Wyświetl Pojedyńczy Post
Stary 28-02-2014, 21:54   #121
Nortrom
 
Nortrom's Avatar
 
Reputacja: 1 Nortrom ma wspaniałą reputacjęNortrom ma wspaniałą reputacjęNortrom ma wspaniałą reputacjęNortrom ma wspaniałą reputacjęNortrom ma wspaniałą reputacjęNortrom ma wspaniałą reputacjęNortrom ma wspaniałą reputacjęNortrom ma wspaniałą reputacjęNortrom ma wspaniałą reputacjęNortrom ma wspaniałą reputacjęNortrom ma wspaniałą reputację
Krótki sen zdziałał cuda. Podczas wielu lat na szlaku często musiał tak sypiać i był już do tego przyzwyczajony. Nie było to to samo co normalny sen, ale przynajmniej miał wrażenie, że jest wypoczęty.
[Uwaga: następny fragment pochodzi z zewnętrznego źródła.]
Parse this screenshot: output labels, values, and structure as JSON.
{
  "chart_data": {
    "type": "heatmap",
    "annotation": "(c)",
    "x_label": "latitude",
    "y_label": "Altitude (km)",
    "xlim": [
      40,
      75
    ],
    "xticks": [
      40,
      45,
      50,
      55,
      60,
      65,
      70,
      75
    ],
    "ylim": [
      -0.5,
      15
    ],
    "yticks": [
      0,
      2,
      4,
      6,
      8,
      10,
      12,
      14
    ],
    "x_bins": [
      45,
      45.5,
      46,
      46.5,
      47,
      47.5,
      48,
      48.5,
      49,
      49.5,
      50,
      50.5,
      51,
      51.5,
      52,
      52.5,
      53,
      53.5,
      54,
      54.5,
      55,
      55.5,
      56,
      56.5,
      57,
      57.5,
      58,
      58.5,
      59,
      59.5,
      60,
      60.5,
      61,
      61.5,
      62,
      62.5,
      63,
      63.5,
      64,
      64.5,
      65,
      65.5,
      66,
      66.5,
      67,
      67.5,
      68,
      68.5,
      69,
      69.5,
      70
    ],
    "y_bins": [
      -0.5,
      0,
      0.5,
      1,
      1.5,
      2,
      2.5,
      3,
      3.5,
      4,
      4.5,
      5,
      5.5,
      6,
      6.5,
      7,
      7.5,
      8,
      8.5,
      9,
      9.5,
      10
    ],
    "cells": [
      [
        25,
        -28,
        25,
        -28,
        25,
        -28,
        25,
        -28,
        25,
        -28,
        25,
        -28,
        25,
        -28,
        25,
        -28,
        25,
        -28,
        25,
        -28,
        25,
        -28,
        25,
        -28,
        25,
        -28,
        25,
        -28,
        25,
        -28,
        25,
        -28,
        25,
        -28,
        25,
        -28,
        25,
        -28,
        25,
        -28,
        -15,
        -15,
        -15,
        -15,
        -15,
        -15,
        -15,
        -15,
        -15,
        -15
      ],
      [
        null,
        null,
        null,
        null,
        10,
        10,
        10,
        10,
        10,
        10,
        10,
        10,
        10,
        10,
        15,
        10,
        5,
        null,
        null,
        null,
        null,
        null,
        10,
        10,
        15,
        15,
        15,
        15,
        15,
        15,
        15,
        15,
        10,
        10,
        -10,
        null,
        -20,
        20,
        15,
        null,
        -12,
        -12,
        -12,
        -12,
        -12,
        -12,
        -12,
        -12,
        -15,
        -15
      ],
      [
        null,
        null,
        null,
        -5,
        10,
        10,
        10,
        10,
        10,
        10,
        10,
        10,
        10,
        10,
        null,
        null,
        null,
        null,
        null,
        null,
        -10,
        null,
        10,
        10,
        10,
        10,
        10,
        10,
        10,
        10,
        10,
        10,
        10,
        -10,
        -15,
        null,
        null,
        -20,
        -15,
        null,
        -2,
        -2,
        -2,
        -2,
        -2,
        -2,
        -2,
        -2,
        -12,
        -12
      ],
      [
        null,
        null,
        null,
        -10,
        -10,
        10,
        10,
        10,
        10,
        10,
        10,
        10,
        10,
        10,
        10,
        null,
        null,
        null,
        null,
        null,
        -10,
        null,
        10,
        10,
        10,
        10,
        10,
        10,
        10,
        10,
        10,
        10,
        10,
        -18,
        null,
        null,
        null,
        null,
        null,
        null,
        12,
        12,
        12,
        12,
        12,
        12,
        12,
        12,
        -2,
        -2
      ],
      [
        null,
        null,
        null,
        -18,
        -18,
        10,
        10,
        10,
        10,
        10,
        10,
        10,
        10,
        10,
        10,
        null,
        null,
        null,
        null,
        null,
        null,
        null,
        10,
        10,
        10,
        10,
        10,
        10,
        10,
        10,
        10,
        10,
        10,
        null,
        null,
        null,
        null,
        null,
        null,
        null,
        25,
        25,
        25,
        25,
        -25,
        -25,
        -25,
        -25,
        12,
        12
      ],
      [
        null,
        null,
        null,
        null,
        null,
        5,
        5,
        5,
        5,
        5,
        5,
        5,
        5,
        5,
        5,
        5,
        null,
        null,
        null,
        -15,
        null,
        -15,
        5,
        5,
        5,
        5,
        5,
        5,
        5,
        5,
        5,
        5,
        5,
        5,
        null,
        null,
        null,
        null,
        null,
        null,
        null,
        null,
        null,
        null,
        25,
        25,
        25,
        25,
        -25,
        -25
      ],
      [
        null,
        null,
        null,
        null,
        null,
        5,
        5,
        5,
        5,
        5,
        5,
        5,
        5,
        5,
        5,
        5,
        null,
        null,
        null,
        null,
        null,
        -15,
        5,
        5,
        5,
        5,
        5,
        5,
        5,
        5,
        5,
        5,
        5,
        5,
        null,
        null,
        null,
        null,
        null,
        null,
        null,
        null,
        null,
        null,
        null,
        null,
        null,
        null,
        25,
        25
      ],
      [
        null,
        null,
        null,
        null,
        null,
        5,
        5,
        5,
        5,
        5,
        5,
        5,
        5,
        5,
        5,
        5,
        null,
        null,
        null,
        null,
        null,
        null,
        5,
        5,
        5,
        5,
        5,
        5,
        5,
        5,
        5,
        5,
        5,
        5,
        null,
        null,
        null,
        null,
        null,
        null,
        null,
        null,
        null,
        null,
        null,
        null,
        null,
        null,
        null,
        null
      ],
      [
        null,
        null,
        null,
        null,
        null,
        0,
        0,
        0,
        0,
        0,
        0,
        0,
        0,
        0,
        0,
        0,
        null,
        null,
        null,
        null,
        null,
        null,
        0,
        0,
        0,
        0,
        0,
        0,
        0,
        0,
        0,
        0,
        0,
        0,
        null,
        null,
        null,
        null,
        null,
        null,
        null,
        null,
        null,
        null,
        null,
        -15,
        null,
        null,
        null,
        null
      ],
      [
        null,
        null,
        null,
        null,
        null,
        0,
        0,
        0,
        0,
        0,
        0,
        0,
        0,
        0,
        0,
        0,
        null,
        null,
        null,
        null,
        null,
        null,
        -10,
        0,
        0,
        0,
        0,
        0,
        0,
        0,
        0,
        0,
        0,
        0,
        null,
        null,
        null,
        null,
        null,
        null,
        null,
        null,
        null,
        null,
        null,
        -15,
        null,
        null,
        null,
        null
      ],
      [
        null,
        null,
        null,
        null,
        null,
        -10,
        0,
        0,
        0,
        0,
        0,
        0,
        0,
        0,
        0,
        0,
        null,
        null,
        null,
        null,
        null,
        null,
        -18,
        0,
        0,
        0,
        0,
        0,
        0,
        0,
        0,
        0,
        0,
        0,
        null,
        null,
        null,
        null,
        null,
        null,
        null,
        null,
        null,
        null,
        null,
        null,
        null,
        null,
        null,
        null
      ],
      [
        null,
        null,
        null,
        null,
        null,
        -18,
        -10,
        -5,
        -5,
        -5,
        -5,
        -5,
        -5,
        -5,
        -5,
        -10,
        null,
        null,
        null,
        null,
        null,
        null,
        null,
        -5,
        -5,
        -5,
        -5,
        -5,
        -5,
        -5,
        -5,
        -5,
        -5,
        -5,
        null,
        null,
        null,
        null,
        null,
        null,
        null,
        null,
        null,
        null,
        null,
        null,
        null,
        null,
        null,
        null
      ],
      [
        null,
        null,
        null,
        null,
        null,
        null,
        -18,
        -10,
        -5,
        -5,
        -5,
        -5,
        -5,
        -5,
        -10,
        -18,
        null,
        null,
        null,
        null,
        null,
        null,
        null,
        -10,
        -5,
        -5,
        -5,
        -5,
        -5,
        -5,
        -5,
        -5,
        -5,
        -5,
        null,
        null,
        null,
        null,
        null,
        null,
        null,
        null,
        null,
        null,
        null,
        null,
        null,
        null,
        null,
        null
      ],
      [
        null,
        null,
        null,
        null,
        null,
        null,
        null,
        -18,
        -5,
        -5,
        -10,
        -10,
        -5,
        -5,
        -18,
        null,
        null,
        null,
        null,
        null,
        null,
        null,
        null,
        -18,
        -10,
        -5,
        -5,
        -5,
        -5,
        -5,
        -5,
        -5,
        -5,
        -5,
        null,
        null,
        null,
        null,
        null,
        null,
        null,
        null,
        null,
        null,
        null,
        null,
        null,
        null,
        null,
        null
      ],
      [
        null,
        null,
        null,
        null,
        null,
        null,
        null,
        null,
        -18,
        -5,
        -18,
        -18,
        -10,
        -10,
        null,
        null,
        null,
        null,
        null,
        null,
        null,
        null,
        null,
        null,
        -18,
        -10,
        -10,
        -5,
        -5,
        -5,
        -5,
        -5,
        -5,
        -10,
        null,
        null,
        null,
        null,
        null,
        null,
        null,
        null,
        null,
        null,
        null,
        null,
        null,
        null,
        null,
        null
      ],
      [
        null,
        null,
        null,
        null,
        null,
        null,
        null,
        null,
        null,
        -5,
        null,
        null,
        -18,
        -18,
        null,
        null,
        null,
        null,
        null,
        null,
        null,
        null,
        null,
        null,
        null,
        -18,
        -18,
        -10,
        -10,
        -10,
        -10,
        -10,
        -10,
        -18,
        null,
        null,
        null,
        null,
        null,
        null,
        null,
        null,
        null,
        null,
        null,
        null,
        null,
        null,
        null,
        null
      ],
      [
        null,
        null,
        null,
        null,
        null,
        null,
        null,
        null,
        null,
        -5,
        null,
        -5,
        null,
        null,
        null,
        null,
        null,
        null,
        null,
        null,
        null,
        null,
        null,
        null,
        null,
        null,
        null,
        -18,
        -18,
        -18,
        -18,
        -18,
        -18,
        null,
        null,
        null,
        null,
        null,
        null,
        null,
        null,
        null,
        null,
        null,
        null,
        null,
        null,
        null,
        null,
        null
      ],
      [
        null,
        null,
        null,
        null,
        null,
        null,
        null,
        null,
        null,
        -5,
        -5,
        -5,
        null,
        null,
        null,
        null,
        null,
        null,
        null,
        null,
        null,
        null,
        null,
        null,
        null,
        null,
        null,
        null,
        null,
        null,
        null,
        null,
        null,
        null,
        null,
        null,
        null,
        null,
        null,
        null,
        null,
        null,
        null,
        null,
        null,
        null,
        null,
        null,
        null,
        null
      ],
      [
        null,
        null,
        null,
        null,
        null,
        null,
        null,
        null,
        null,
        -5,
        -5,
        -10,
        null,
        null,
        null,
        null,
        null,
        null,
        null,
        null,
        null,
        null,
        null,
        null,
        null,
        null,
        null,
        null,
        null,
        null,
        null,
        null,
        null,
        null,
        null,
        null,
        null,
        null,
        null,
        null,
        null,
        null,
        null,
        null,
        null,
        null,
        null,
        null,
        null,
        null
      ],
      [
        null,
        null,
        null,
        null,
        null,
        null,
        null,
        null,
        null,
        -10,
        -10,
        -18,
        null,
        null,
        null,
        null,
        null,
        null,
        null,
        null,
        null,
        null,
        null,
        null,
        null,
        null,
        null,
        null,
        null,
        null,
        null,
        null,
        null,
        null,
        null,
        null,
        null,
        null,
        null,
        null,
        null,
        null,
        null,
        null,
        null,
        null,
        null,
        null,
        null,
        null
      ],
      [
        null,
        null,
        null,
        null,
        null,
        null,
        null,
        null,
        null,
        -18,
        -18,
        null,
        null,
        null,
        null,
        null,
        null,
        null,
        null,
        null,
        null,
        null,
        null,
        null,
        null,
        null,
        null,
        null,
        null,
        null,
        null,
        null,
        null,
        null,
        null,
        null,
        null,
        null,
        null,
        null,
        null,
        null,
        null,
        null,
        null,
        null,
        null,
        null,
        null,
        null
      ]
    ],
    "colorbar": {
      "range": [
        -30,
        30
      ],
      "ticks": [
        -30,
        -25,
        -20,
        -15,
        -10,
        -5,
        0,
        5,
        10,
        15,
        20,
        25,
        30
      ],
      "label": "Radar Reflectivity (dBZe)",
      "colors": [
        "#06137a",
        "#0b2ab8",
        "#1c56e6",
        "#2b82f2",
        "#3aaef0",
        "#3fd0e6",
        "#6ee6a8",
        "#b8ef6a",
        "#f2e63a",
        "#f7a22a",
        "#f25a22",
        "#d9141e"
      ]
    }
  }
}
Gdy kompania ruszyła, miał na tyle dobry humor, żeby docenić specyficzne piękno tej krainy. Nie uśmiechał się wyłącznie dlatego, że od pobudki dręczyła go myśl o jego koniu, który pozostał w wiosce. Tradycyjnie nie był przywiązany, ale nigdy nic nie wiadomo. Jeśli coś mu się stanie, będzie to sprawa osobista.

***

Polana wyglądała jak każda inna, ale kamienie były już podejrzane. Wspomnienie kilku spotkań ze zwierzoludźmi wystarczyło, aby wzbudzić jego podejrzenia. Pozostało mieć nadzieję, że nie będą mięli dodatkowego problemu na głowach.
Wygląd ciał sprawił, że porzucił swoje podejrzenia. Zwierzoludzie zjedliby przynajmniej sporą ich część, ale to co zabiło tę dwójkę mogło być gorsze.
-Chroń nas Sigmarze…
Szybko zmówił cichą modlitwę za ich dusze. Gdy skończył, zobaczył biegnącego Ralfa.
-Później tu wrócimy i ich pochowamy, teraz mamy coś pilniejszego do zrobienia.
Nie czekając na niczyją reakcję, ruszył za jedyną osobą, która dobrze znała okolicę. Nie mógł go zgubić, bo podążanie za samym tropem było zbyt wolne.